Il y a des gens qui naissent entourés. Famille, amis, amour. Moi, j’ai grandi seul. Enfin, pas totalement. J’ai un oncle, Malik, chez qui je vis depuis mes douze ans. Un type qui fait ce qu’il peut, mais qui n’a jamais vraiment voulu de moi. Il me nourrit, m’héberge, mais on ne parle presque pas. C’est pas un mauvais gars, il a juste pas signé pour ça.
J’ai dix-sept ans, et ma vie, c’est le lycée, la rue et la chambre minuscule au fond du couloir. Un matelas, un bureau bancal et une armoire qui tient à peine debout. J’ai arrêté de me plaindre. Ça sert à rien.
Ce matin, comme tous les autres, j’enfile un vieux jean et un sweat noir. Je prends mon sac troué et je descends en silence. Mon oncle est déjà parti bosser. Pas de petit-déj qui m’attend sur la table. Juste un post-it :
"Fais attention à toi."
C’est sa manière de montrer qu’il tient un peu à moi.
Je sors dans le froid matinal. Les rues sont bruyantes, pleines de monde qui vaque à ses occupations. Moi, je marche tête baissée, capuche sur la tête, évitant les regards.
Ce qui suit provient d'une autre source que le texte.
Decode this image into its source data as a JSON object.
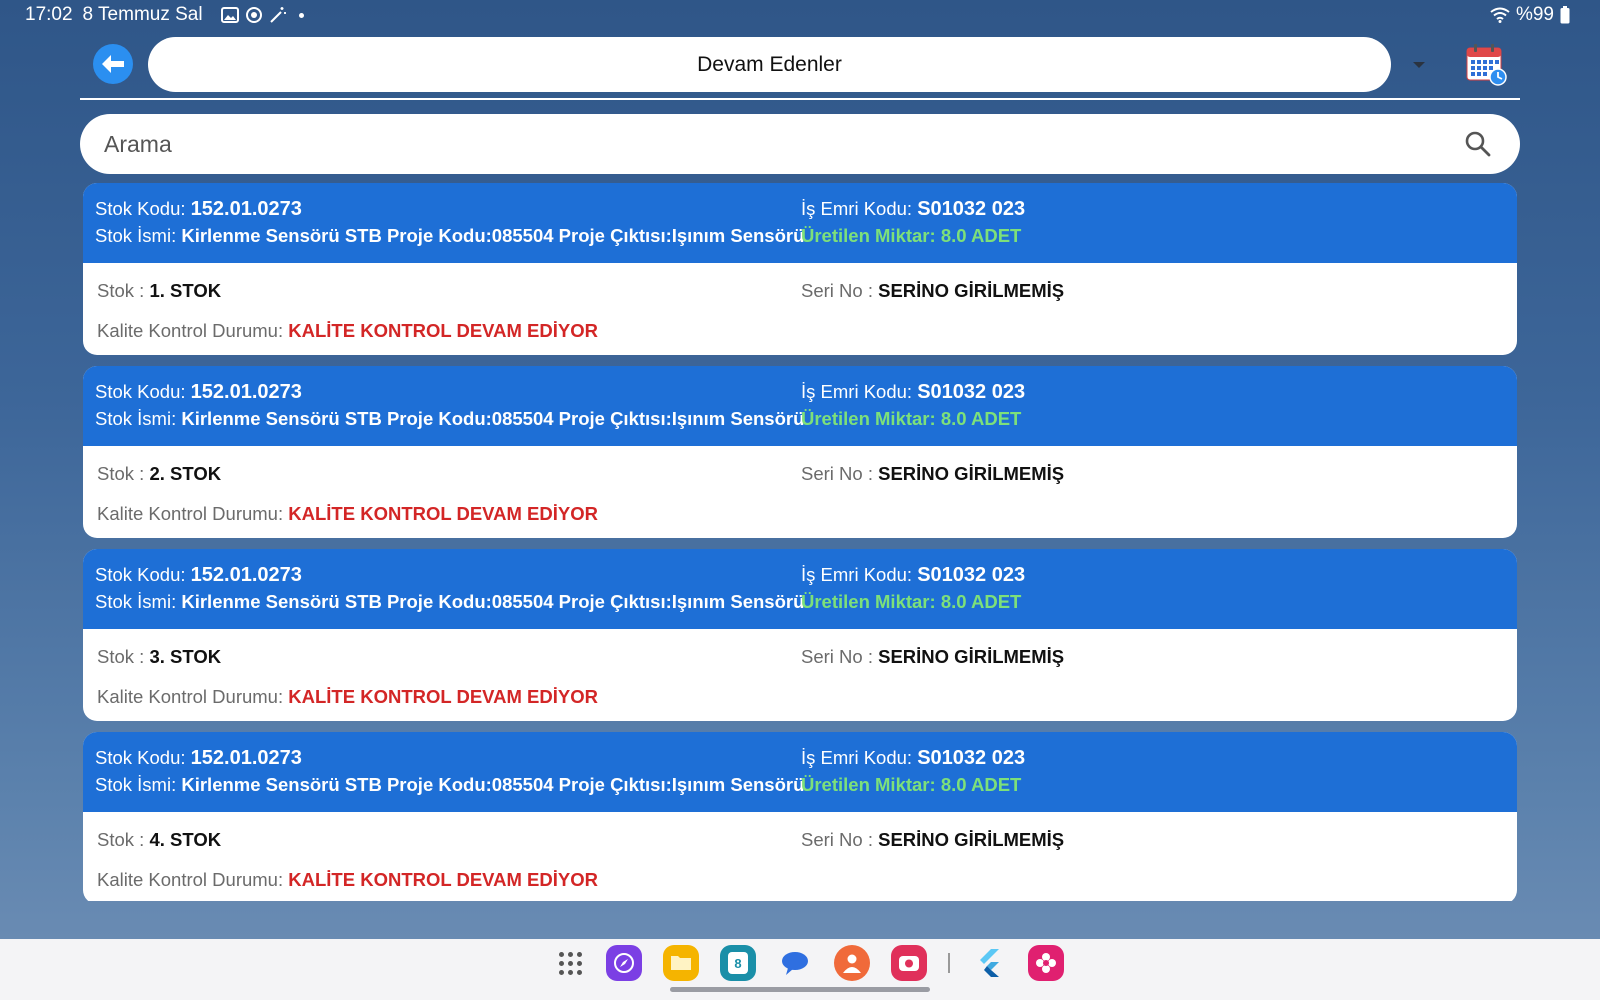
{
  "status_bar": {
    "time": "17:02",
    "date": "8 Temmuz Sal",
    "battery": "%99"
  },
  "header": {
    "title": "Devam Edenler"
  },
  "search": {
    "placeholder": "Arama"
  },
  "labels": {
    "stok_kodu": "Stok Kodu:",
    "stok_ismi": "Stok İsmi:",
    "is_emri_kodu": "İş Emri Kodu:",
    "uretilen_miktar": "Üretilen Miktar:",
    "stok": "Stok :",
    "seri_no": "Seri No :",
    "kalite_kontrol_durumu": "Kalite Kontrol Durumu:"
  },
  "cards": [
    {
      "stok_kodu": "152.01.0273",
      "stok_ismi": "Kirlenme Sensörü STB Proje Kodu:085504 Proje Çıktısı:Işınım Sensörü",
      "is_emri_kodu": "S01032 023",
      "uretilen_miktar": "8.0 ADET",
      "stok": "1. STOK",
      "seri_no": "SERİNO GİRİLMEMİŞ",
      "kalite_durumu": "KALİTE KONTROL DEVAM EDİYOR"
    },
    {
      "stok_kodu": "152.01.0273",
      "stok_ismi": "Kirlenme Sensörü STB Proje Kodu:085504 Proje Çıktısı:Işınım Sensörü",
      "is_emri_kodu": "S01032 023",
      "uretilen_miktar": "8.0 ADET",
      "stok": "2. STOK",
      "seri_no": "SERİNO GİRİLMEMİŞ",
      "kalite_durumu": "KALİTE KONTROL DEVAM EDİYOR"
    },
    {
      "stok_kodu": "152.01.0273",
      "stok_ismi": "Kirlenme Sensörü STB Proje Kodu:085504 Proje Çıktısı:Işınım Sensörü",
      "is_emri_kodu": "S01032 023",
      "uretilen_miktar": "8.0 ADET",
      "stok": "3. STOK",
      "seri_no": "SERİNO GİRİLMEMİŞ",
      "kalite_durumu": "KALİTE KONTROL DEVAM EDİYOR"
    },
    {
      "stok_kodu": "152.01.0273",
      "stok_ismi": "Kirlenme Sensörü STB Proje Kodu:085504 Proje Çıktısı:Işınım Sensörü",
      "is_emri_kodu": "S01032 023",
      "uretilen_miktar": "8.0 ADET",
      "stok": "4. STOK",
      "seri_no": "SERİNO GİRİLMEMİŞ",
      "kalite_durumu": "KALİTE KONTROL DEVAM EDİYOR"
    }
  ],
  "dock": {
    "apps": [
      {
        "icon": "app-drawer-icon"
      },
      {
        "icon": "browser-icon",
        "color": "#7b3fe4"
      },
      {
        "icon": "files-icon",
        "color": "#f5b400"
      },
      {
        "icon": "calendar-app-icon",
        "color": "#1a8fa8",
        "text": "8"
      },
      {
        "icon": "messages-icon",
        "color": "#2f6fe0"
      },
      {
        "icon": "contacts-icon",
        "color": "#f06a3a"
      },
      {
        "icon": "screen-recorder-icon",
        "color": "#e0305a"
      },
      {
        "icon": "flutter-icon",
        "color": "#3fb5f0"
      },
      {
        "icon": "blossom-app-icon",
        "color": "#e02070"
      }
    ]
  },
  "colors": {
    "card_header": "#1e6fd6",
    "quantity_green": "#7de07a",
    "status_red": "#d32626",
    "back_button": "#2b8ff0"
  }
}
Arrivé au lycée, c’est pareil. Les gens parlent, rient, se regroupent. Moi, je passe inaperçu. Pas d’amis, pas de bande, rien. Ça ne me dérange plus. J’ai appris à faire avec.
Et puis, il y a elle.
— Naël ?
Je relève la tête. Ilona. Elle est là, droite comme une flamme, ses longues tresses tombant sur ses épaules. Son regard accroche le mien, comme si elle voulait lire à travers moi.
— Tu vas bien ?
Elle demande toujours ça. Pas par politesse, pas comme les autres qui posent la question sans attendre de réponse. Elle, elle veut savoir.
— Comme d’hab.
Elle soupire légèrement, comme si elle s’attendait à cette réponse. Son regard glisse sur moi, s’arrête sur mon sac.
— Il est encore plus troué qu’hier, ton sac.
— Ouais, mais il tient.
— Tu veux que je t’en donne un autre ?
Je secoue la tête. Je déteste qu’on me prenne en pitié. Elle le sait. Pourtant, elle continue à vouloir aider.
— Viens, on va manger.
— J’ai pas d’argent.
— Et alors ?
Elle m’attrape par le bras et m’entraîne vers la sortie du lycée. Je pourrais résister, mais à quoi bon ?
On se retrouve devant une boulangerie. Elle sort un billet froissé de sa poche et achète deux sandwichs.
— Tiens.
— T’étais pas obligée.
— Ferme-la et mange.
Je souris malgré moi. Ilona, c’est ça. Elle ne force rien, elle donne juste ce qu’elle peut. Sans attendre de retour.
On s’assoit sur un banc. Autour de nous, les autres passent, vivent leur vie. Mais dans cette bulle, juste avec elle, c’est différent.
Je prends une bouchée et l’observe. Elle parle en gesticulant, racontant des anecdotes sur son boulot de serveuse. Elle bosse après les cours, elle fait des extras le week-end. Elle se tue à la tâche, mais elle garde toujours ce sourire.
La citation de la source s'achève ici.